Today, Islam is being maligned, misunderstood, misrepresented, and attacked by news media and TV talking heads on a daily basis. And what do we hear from Muslims?

Silence.

But silence can be deafening. It confirms America’s already widely-held belief that Muslims are terrorists, that they care more about death than about life, and that they will do whatever it takes to kill as many Americans as possible.

And the longer these attitudes persist, the more they are believed.

What to do?

Muslim Arabs – yes, Americans think all Muslims are Arabs – rarely reach unanimity about anything. That is what has made The Arab League all but irrelevant. Over the years, the disagreements among their member states have brought them to virtual paralysis.

But here is an issue on which they might just possibly find consensus. They need to come together with non-Arab Muslims to say, “Islam is being vilified, and we’re not going to take it any more!”

Then what?

In America, there is only one effective answer to ‘then what?’ Find the most thoughtful and professional public relations firm money can buy, and ask them to design a communications program to begin to educate the American media and the American public about what Islam is and is not.

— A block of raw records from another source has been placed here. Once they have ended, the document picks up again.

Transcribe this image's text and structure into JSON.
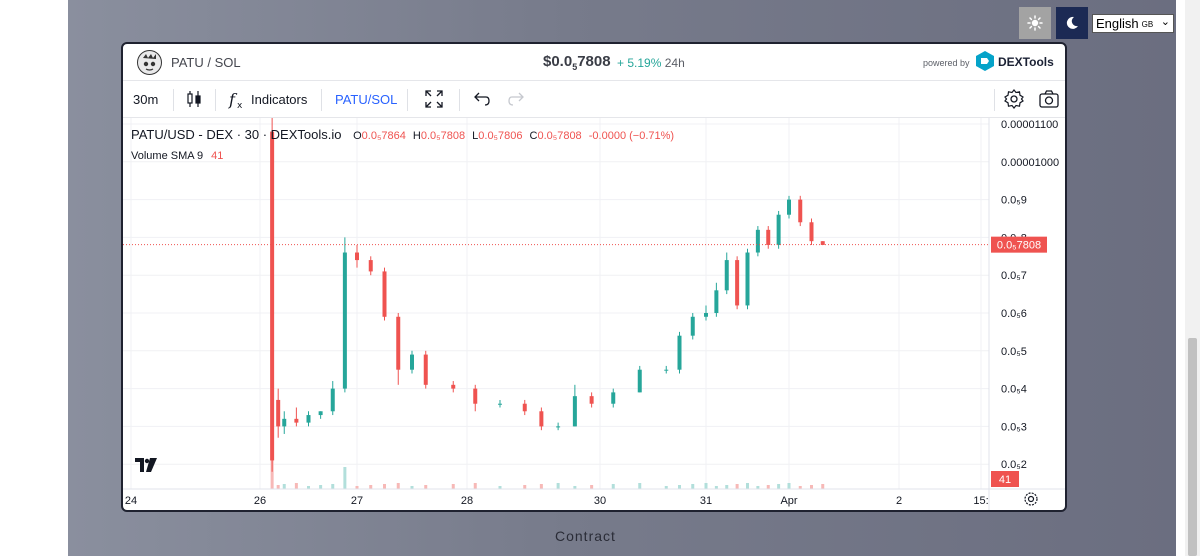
{
  "theme": {
    "light_icon": "sun-icon",
    "dark_icon": "moon-icon"
  },
  "language": {
    "selected": "English",
    "region": "GB"
  },
  "header": {
    "pair": "PATU / SOL",
    "price_prefix": "$0.0",
    "price_sub": "5",
    "price_suffix": "7808",
    "change": "+ 5.19%",
    "change_period": "24h",
    "powered_by": "powered by",
    "brand": "DEXTools"
  },
  "toolbar": {
    "interval": "30m",
    "indicators_label": "Indicators",
    "symbol": "PATU/SOL",
    "icons": [
      "candles-icon",
      "fx-icon",
      "fullscreen-icon",
      "undo-icon",
      "redo-icon",
      "settings-icon",
      "camera-icon"
    ]
  },
  "legend": {
    "title": "PATU/USD - DEX · 30 · DEXTools.io",
    "open_label": "O",
    "open": "0.0₅7864",
    "high_label": "H",
    "high": "0.0₅7808",
    "low_label": "L",
    "low": "0.0₅7806",
    "close_label": "C",
    "close": "0.0₅7808",
    "change": "-0.0000 (−0.71%)",
    "volume_label": "Volume SMA 9",
    "volume_value": "41"
  },
  "chart_data": {
    "type": "candlestick",
    "x_ticks": [
      "24",
      "26",
      "27",
      "28",
      "30",
      "31",
      "Apr",
      "2",
      "15:"
    ],
    "y_ticks": [
      "0.00001100",
      "0.00001000",
      "0.0₅9",
      "0.0₅8",
      "0.0₅7",
      "0.0₅6",
      "0.0₅5",
      "0.0₅4",
      "0.0₅3",
      "0.0₅2"
    ],
    "ylim": [
      1.8e-06,
      1.1e-05
    ],
    "current_price_label": "0.0₅7808",
    "current_price": 7.808e-06,
    "volume_label": "41",
    "up_color": "#26a69a",
    "down_color": "#ef5350",
    "candles": [
      {
        "x": "26 03:00",
        "o": 1.08e-05,
        "h": 1.13e-05,
        "l": 1.8e-06,
        "c": 2.1e-06
      },
      {
        "x": "26 04:30",
        "o": 3.7e-06,
        "h": 4e-06,
        "l": 2.7e-06,
        "c": 3e-06
      },
      {
        "x": "26 06:00",
        "o": 3e-06,
        "h": 3.4e-06,
        "l": 2.8e-06,
        "c": 3.2e-06
      },
      {
        "x": "26 09:00",
        "o": 3.2e-06,
        "h": 3.5e-06,
        "l": 3e-06,
        "c": 3.1e-06
      },
      {
        "x": "26 12:00",
        "o": 3.1e-06,
        "h": 3.4e-06,
        "l": 3e-06,
        "c": 3.3e-06
      },
      {
        "x": "26 15:00",
        "o": 3.3e-06,
        "h": 3.4e-06,
        "l": 3.2e-06,
        "c": 3.4e-06
      },
      {
        "x": "26 18:00",
        "o": 3.4e-06,
        "h": 4.2e-06,
        "l": 3.3e-06,
        "c": 4e-06
      },
      {
        "x": "26 21:00",
        "o": 4e-06,
        "h": 8e-06,
        "l": 3.9e-06,
        "c": 7.6e-06
      },
      {
        "x": "27 00:00",
        "o": 7.6e-06,
        "h": 7.8e-06,
        "l": 7.2e-06,
        "c": 7.4e-06
      },
      {
        "x": "27 03:00",
        "o": 7.4e-06,
        "h": 7.5e-06,
        "l": 7e-06,
        "c": 7.1e-06
      },
      {
        "x": "27 06:00",
        "o": 7.1e-06,
        "h": 7.2e-06,
        "l": 5.8e-06,
        "c": 5.9e-06
      },
      {
        "x": "27 09:00",
        "o": 5.9e-06,
        "h": 6e-06,
        "l": 4.1e-06,
        "c": 4.5e-06
      },
      {
        "x": "27 12:00",
        "o": 4.5e-06,
        "h": 5e-06,
        "l": 4.4e-06,
        "c": 4.9e-06
      },
      {
        "x": "27 15:00",
        "o": 4.9e-06,
        "h": 5e-06,
        "l": 4e-06,
        "c": 4.1e-06
      },
      {
        "x": "27 21:00",
        "o": 4.1e-06,
        "h": 4.2e-06,
        "l": 3.9e-06,
        "c": 4e-06
      },
      {
        "x": "28 03:00",
        "o": 4e-06,
        "h": 4.1e-06,
        "l": 3.4e-06,
        "c": 3.6e-06
      },
      {
        "x": "28 12:00",
        "o": 3.6e-06,
        "h": 3.7e-06,
        "l": 3.5e-06,
        "c": 3.6e-06
      },
      {
        "x": "28 21:00",
        "o": 3.6e-06,
        "h": 3.7e-06,
        "l": 3.3e-06,
        "c": 3.4e-06
      },
      {
        "x": "29 03:00",
        "o": 3.4e-06,
        "h": 3.5e-06,
        "l": 2.9e-06,
        "c": 3e-06
      },
      {
        "x": "29 09:00",
        "o": 3e-06,
        "h": 3.1e-06,
        "l": 2.9e-06,
        "c": 3e-06
      },
      {
        "x": "29 15:00",
        "o": 3e-06,
        "h": 4.1e-06,
        "l": 3e-06,
        "c": 3.8e-06
      },
      {
        "x": "29 21:00",
        "o": 3.8e-06,
        "h": 3.9e-06,
        "l": 3.5e-06,
        "c": 3.6e-06
      },
      {
        "x": "30 03:00",
        "o": 3.6e-06,
        "h": 4e-06,
        "l": 3.5e-06,
        "c": 3.9e-06
      },
      {
        "x": "30 09:00",
        "o": 3.9e-06,
        "h": 4.6e-06,
        "l": 3.9e-06,
        "c": 4.5e-06
      },
      {
        "x": "30 15:00",
        "o": 4.5e-06,
        "h": 4.6e-06,
        "l": 4.4e-06,
        "c": 4.5e-06
      },
      {
        "x": "30 18:00",
        "o": 4.5e-06,
        "h": 5.5e-06,
        "l": 4.4e-06,
        "c": 5.4e-06
      },
      {
        "x": "30 21:00",
        "o": 5.4e-06,
        "h": 6e-06,
        "l": 5.3e-06,
        "c": 5.9e-06
      },
      {
        "x": "31 00:00",
        "o": 5.9e-06,
        "h": 6.2e-06,
        "l": 5.8e-06,
        "c": 6e-06
      },
      {
        "x": "31 03:00",
        "o": 6e-06,
        "h": 6.8e-06,
        "l": 5.9e-06,
        "c": 6.6e-06
      },
      {
        "x": "31 06:00",
        "o": 6.6e-06,
        "h": 7.6e-06,
        "l": 6.5e-06,
        "c": 7.4e-06
      },
      {
        "x": "31 09:00",
        "o": 7.4e-06,
        "h": 7.5e-06,
        "l": 6.1e-06,
        "c": 6.2e-06
      },
      {
        "x": "31 12:00",
        "o": 6.2e-06,
        "h": 7.7e-06,
        "l": 6.1e-06,
        "c": 7.6e-06
      },
      {
        "x": "31 15:00",
        "o": 7.6e-06,
        "h": 8.3e-06,
        "l": 7.5e-06,
        "c": 8.2e-06
      },
      {
        "x": "31 18:00",
        "o": 8.2e-06,
        "h": 8.3e-06,
        "l": 7.7e-06,
        "c": 7.8e-06
      },
      {
        "x": "31 21:00",
        "o": 7.8e-06,
        "h": 8.7e-06,
        "l": 7.7e-06,
        "c": 8.6e-06
      },
      {
        "x": "Apr 00:00",
        "o": 8.6e-06,
        "h": 9.1e-06,
        "l": 8.5e-06,
        "c": 9e-06
      },
      {
        "x": "Apr 03:00",
        "o": 9e-06,
        "h": 9.1e-06,
        "l": 8.3e-06,
        "c": 8.4e-06
      },
      {
        "x": "Apr 06:00",
        "o": 8.4e-06,
        "h": 8.5e-06,
        "l": 7.8e-06,
        "c": 7.9e-06
      },
      {
        "x": "Apr 09:00",
        "o": 7.9e-06,
        "h": 7.9e-06,
        "l": 7.8e-06,
        "c": 7.8e-06
      }
    ]
  },
  "footer": {
    "contract_label": "Contract"
  }
}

Finding such a firm will not be difficult – there are at least a dozen in the US with demonstrable experience in conceiving and implementing these kinds of programs. Nor will paying their fees – world-class PR firms are expensive, but the amount is close to petty cash for the Islamic world.

What will be difficult is staying the course. Changing attitudes fuelled by events like 9/11 will not be easy. And, if the program is to be credible, Islam will have to speak frankly and often about its shortcomings and its miscreants. It cannot gloss over those who have hijacked the faith.

Nor can it be done quickly. This is a process that will take years, perhaps a generation. Ask the Saudis, who have recently launched a public relations effort in the US. Ask the Roman Catholic Church, which is going to spend many years trying to dig itself out from under the awful wreckage caused by sexual abuse. So any PR firm that talks about ‘silver bullets’ should be dismissed out of hand. The magnitude of the task will demand infinite patience.

Why should Muslims care?

First, there are several million Muslim-Americans living in the United States. Since 9/11 may of them have experienced suspicion and discrimination. Others have been victims of hate crimes. Second, the United States is the most powerful nation in the world, with the largest economy in the world. In this era of globalization, its goodwill and understanding are critical – economically, politically, socially, culturally.

That is about what Muslims and the nations they come from can get from America. But there is something equally important Islam can give to America: Deeper knowledge to help the US execute a more balanced, more culturally sensitive, more even-handed foreign policy.

And that will benefit both Islam and America.

About the writer: William Fisher spent more than twenty years in the public relations business, and then managed international economic development programs in the Middle East for the US Department of State and the US Agency for International Development. He served in the international affairs area in the Kennedy Administration.